Following on from our review of Jacob Agar’s incredible rendition of ‘Avinu Malkeinu’, we asked him a few questions to further explain about the song, and what it means for him to sing.
Thank you for speaking with us Jacob. We’re very moved by your rendition of ‘Avinu Malkeinu’. My reading tells me it translates into English as “Our Father, Our King”, and is a prayer recited during The Ten Days Of Repentance. Could you please tell us something more about it?
Yes definitely. Avinu Malkeinu is a prayer that is recited during the High Holiday season, during Rosh Hashanah (the New Year) and Yom Kippur (the holiest day, the Day of Atonement). In this prayer, we ask that God may forgive us for all our mistakes, failings, inequities and wrongdoings, and allow us to start anew in the new year, with a clean slate. We ask, that the new year is a good and positive one, one that brings us new opportunities to grow and do good in the world.
The music video was shot at Beth Sholom Congregation, in Elkins Park, Pennsylvania, where you are a Cantor. How long have you been singing? Do you feel it’s your calling?
That’s correct. It is the only synagogue in the world that was designed by Frank Lloyd Wright, and it is a National Historical Landmark. It’s an absolutely incredible and inspiring spiritual space. I have been singing since I was 15. I initially formed a rock band with my best friend in high school, and then I started taking singing lessons which led me to fall in love with opera and classical singing.
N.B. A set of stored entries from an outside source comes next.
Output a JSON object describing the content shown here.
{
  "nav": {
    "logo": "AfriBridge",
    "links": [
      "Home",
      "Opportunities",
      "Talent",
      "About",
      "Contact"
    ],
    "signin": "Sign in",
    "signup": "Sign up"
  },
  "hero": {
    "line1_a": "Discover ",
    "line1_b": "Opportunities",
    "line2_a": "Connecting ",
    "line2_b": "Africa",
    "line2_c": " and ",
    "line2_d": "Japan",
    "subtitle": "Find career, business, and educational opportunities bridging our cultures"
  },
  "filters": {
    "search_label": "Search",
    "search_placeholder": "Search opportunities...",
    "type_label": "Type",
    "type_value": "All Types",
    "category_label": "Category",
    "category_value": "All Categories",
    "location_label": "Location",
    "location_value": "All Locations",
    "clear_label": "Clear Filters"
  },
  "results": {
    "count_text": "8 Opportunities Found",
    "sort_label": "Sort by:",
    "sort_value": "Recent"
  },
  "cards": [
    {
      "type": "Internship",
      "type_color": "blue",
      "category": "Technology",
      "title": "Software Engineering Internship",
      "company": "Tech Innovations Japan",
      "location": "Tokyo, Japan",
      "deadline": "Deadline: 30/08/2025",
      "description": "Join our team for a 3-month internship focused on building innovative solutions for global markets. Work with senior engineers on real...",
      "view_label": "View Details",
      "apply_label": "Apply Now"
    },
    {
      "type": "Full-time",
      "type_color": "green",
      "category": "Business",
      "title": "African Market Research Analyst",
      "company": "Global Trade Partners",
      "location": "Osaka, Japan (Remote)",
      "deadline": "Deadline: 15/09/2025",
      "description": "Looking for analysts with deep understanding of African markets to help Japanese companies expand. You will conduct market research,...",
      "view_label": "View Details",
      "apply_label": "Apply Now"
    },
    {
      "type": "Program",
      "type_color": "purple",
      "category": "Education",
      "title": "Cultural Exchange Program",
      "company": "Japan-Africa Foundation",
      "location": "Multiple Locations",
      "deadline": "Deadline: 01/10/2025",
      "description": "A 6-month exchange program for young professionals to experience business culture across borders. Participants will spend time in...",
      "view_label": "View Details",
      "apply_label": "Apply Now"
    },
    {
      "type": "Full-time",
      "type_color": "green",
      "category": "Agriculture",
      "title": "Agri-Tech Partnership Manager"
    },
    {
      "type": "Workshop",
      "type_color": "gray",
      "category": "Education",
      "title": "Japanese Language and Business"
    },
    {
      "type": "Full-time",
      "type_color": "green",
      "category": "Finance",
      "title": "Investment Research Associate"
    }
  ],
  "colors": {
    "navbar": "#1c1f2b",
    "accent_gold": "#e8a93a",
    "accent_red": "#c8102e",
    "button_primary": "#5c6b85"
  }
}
I do feel that being a Cantor, a singer and musician is my calling, and I absolutely love it.
Your rendition of ‘Avinu Malkeinu’ is a modern arrangement without losing any of the solemnity of the prayer. Who made the arrangement?
This rendition is actually my own arrangement of Max Janowski’s classic composition and setting from 1967. I wanted to accent the drama and intensity of this piece, and also modernize while keeping it sounding timeless and solemn.
What inspires you to sing? Who or what inspires you most in your daily life and why?
Singing and music are to me a means of self-expression and a way of relating to others. Uplifting and moving people through music and the arts, allowing them to experience a feeling of transcendence, which I myself experience when I listen to music, is what inspires me most. Music and the arts in general have the power to heal, to meet someone in the depth of their emotions and to bring them back strength, raise them up and help them grow. This is what inspires me to create music on a daily basis.
What’s next for Jacob Agar?
Well, I am releasing an album called Genesis in a few months. In addition to Avinu Malkeinu, this album will contain songs in all sorts of styles and languages – Italian, French, Hebrew, English, Spanish and Ladino. Some of the songs will be my versions of famous songs, such as Lucio Dalla’s Caruso and Jacque Brel’s Ne me quitte pas, and others will be original compositions that I wrote.
Outside of this album, I am also creating new musical services at Beth Sholom Congregation, where on a weekly basis we have the liturgy set to a different genre of music, such as Jazz, Flamenco, Rock, Middle Eastern, Blues, Contemplative, etc..
What question do you wish someone would ask you in an interview, but nobody ever does? And what is the answer to that question?
What are your biggest musical influences? I grew up surrounded by all kinds of very different music. My mom exposed me and my sister to opera, classical music, Italian and French contemporary music, Flamenco, jazz, old Soviet music. My father exposed us to classic rock, film soundtracks, middle eastern music and all sorts of other ethnic music.
Growing up with this huge mix of styles strongly influenced the music I create today and is directly coming into play on my first album. On this album I am blending aspects of all these styles to create a new, unique sound.